Participants
This retrospective study included a consecutive sample of 563 participants from the Centre for Neurodegenerative Disorders, Department of Clinical and Experimental Sciences, University of Brescia, Italy.
Each participant underwent a neurological evaluation, routine laboratory examination and a standardized neuropsychological and behavioural assessment, as previously reported [20].
In all FTD cases, the diagnosis was supported by brain structural imaging, while CSF concentrations of tau, p-Tau181 and Aβ1-42 or PET amyloid were measured in a subset of cases (n = 223), to rule out Alzheimer’s disease, as previously reported [21]. Furthermore, in familial cases (based on the presence of at least one dementia case among first-degree relatives) and early onset sporadic cases, genetic screening for GRN, C9orf72 and MAPT P301L mutations was performed; given the low frequency of MAPT mutations in Italy [22], we considered only the P301L mutation and we sequenced the entire MAPT gene only in selected cases.
Clinical evaluation
At baseline, patients underwent a standardized neuropsychological battery which included the Mini-Mental State Examination (MMSE), the short story recall test, the Rey complex figure (copy and recall), phonemic and semantic fluencies, the token test, the clock-drawing test and the trail making test (part A and part B) [23].
The level of functional independence was assessed with the basic activities of daily living (BADL) and the instrumental activities of daily living (IADL) questionnaires, whereas neuropsychiatric and behavioural disturbances were evaluated with the Frontal Behaviour Inventory (FBI) [24].
Disease severity was assessed using the global CDR plus NACC FTLD [8, 9]. Prodromal FTD was defined to reflect mild cognitive or behavioural impairment with relatively preserved functional independence, corresponding to a global CDR plus NACC = 0.5; patients with a mild dementia syndrome were classified with a global CDR plus NACC = 1; patients with a moderate or severe dementia syndrome were classified with a global CDR plus NACC = 2 or 3, respectively [8]. To confirm the diagnosis of prodromal FTD, all patients had a follow-up evaluation that confirmed eventual conversion to dementia, or were carriers of a pathogenic FTD mutation.
Disease progression was defined as a transition to a higher global CDR plus NACC score at 1-year follow-up, whereas no progression was defined when an equal or reduced global CDR plus NACC score was recorded at follow-up. One-year follow-up data was available for 258 participants.
NfL measurements
A subgroup of patients (n = 192) underwent blood collection for serum NfL measurement; 63 healthy controls (HC) (age 67.0, IQR 61.0–74.0 years) were recruited among spouses or caregivers as reference.

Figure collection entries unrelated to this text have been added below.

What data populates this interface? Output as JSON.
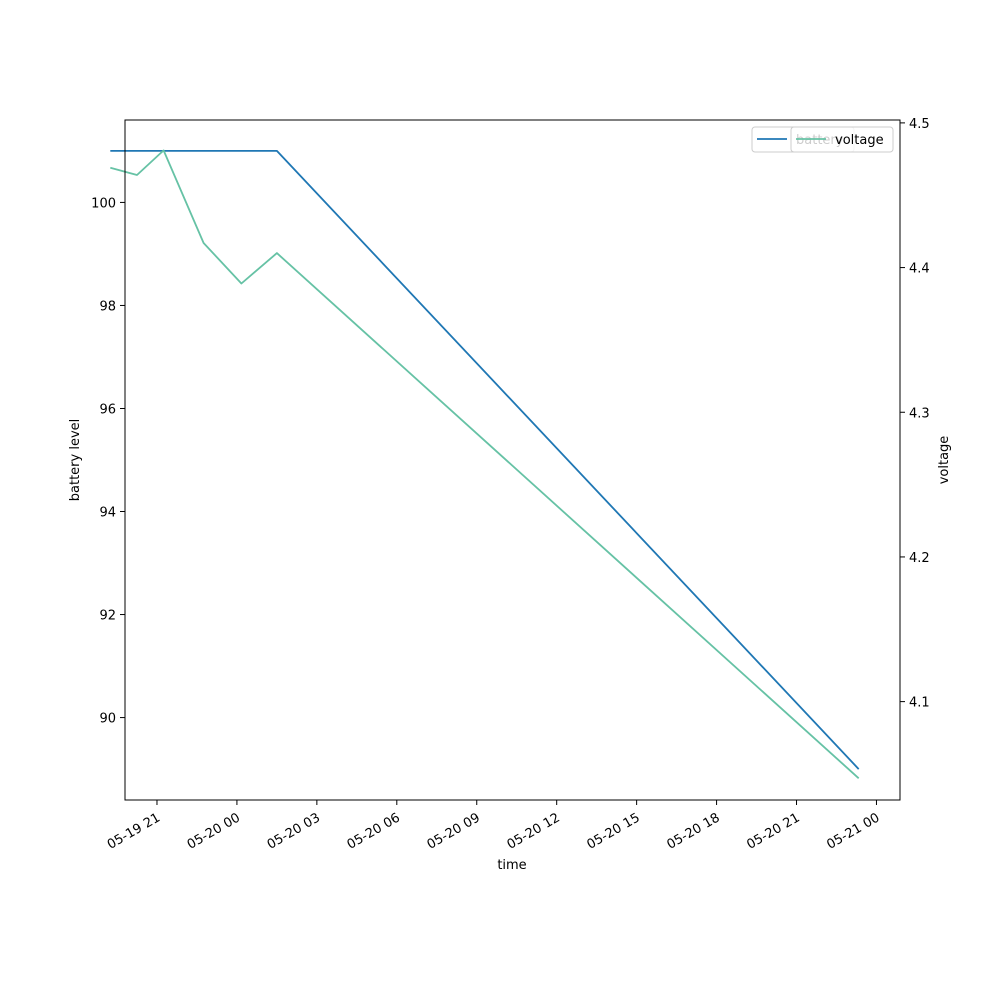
{
  "chart_data": {
    "type": "line",
    "title": "",
    "xlabel": "time",
    "ylabel": "battery level",
    "y2label": "voltage",
    "xlim": [
      "2025-05-19 19:48",
      "2025-05-21 00:53"
    ],
    "ylim": [
      88.4,
      101.6
    ],
    "y2lim": [
      4.032,
      4.502
    ],
    "x_ticks": [
      "05-19 21",
      "05-20 00",
      "05-20 03",
      "05-20 06",
      "05-20 09",
      "05-20 12",
      "05-20 15",
      "05-20 18",
      "05-20 21",
      "05-21 00"
    ],
    "x_tick_times": [
      "2025-05-19 21:00",
      "2025-05-20 00:00",
      "2025-05-20 03:00",
      "2025-05-20 06:00",
      "2025-05-20 09:00",
      "2025-05-20 12:00",
      "2025-05-20 15:00",
      "2025-05-20 18:00",
      "2025-05-20 21:00",
      "2025-05-21 00:00"
    ],
    "y_ticks": [
      90,
      92,
      94,
      96,
      98,
      100
    ],
    "y2_ticks": [
      "4.1",
      "4.2",
      "4.3",
      "4.4",
      "4.5"
    ],
    "grid": false,
    "legend_position": "top-right",
    "series": [
      {
        "name": "battery",
        "axis": "left",
        "color": "#1f77b4",
        "x": [
          "2025-05-19 19:15",
          "2025-05-20 01:30",
          "2025-05-20 23:20"
        ],
        "y": [
          101,
          101,
          89
        ]
      },
      {
        "name": "voltage",
        "axis": "right",
        "color": "#66c2a5",
        "x": [
          "2025-05-19 19:15",
          "2025-05-19 20:15",
          "2025-05-19 21:15",
          "2025-05-19 22:45",
          "2025-05-20 00:10",
          "2025-05-20 01:30",
          "2025-05-20 23:20"
        ],
        "y": [
          4.469,
          4.464,
          4.481,
          4.417,
          4.389,
          4.41,
          4.047
        ]
      }
    ]
  }
}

Serum was collected by venipuncture, processed and stored in aliquots at – 80 °C according to standardized procedures. Serum NfL was measured by single-molecule array (Simoa) technology on an HD-X Analyzer using the commercial NF-light® assay according to the manufacturer’s instructions (Quanterix, Billerica, MA). Detailed analytical procedures and assay validation have been previously described [15]. The lower limits of quantitation for serum NfL were 0.174 pg/mL. The measurements were performed out in one round of experiments using the same batch of reagents, and the operators were blinded to all clinical information. Quality control samples had intra-assay and inter-assay coefficients of variation of less than 8 and 20%, respectively.
Statistical analysis
Continuous and categorical variables are reported as median (interquartile range) and n (%) respectively. Baseline demographic and clinical variables were compared across groups using one-way Kruskal-Wallis or Fisher’s tests, as appropriate. Differences in NfL levels between groups were compared by using the rank-based nonparametric analysis of covariance (ANCOVA) method, with age as a covariate [25]. We reported marginal mean differences with 95% confidence intervals (95% CI) for relevant comparisons.
To assess the contributions of patient characteristics (sex, age, education, presence of genetic mutation, disease duration, clinical phenotype, FBI, MMSE) and NfL levels to disease progression, we developed multilevel univariable and multivariable logistic regression models considering the time- and severity-dependent nature of independent variables throughout different global CDR plus NAAC FTLD groups. To avoid overfitting in the model, variables were chosen based on previous findings [19, 26,27,28,29,30]. Moreover, multicollinearity was checked and only variables with a variance inflation factors (VIF) < 3 were included. Linearity of the continuous variables with respect to the logit of the dependent variable was assessed via the Box-Tidwell procedure [31]. Based on this assessment, all continuous independent variables were found to be linearly related to the logit of the dependent variable. For each factor, odds ratios (ORs) and 95% confidence intervals (CIs) are reported.
For Fig. 1, we calculated standardized differences compared with HC (for NfL measures) or published Italian normative data for neuropsychological tests [32, 33].
A two-sided p value < 0.05 was considered significant and corrected for multiple comparisons using the Benjamini-Hochberg false discovery rate (FDR) [34]. Data analyses were carried out using IBM SPSS 25.0 and GraphPad Prism 8.0 software.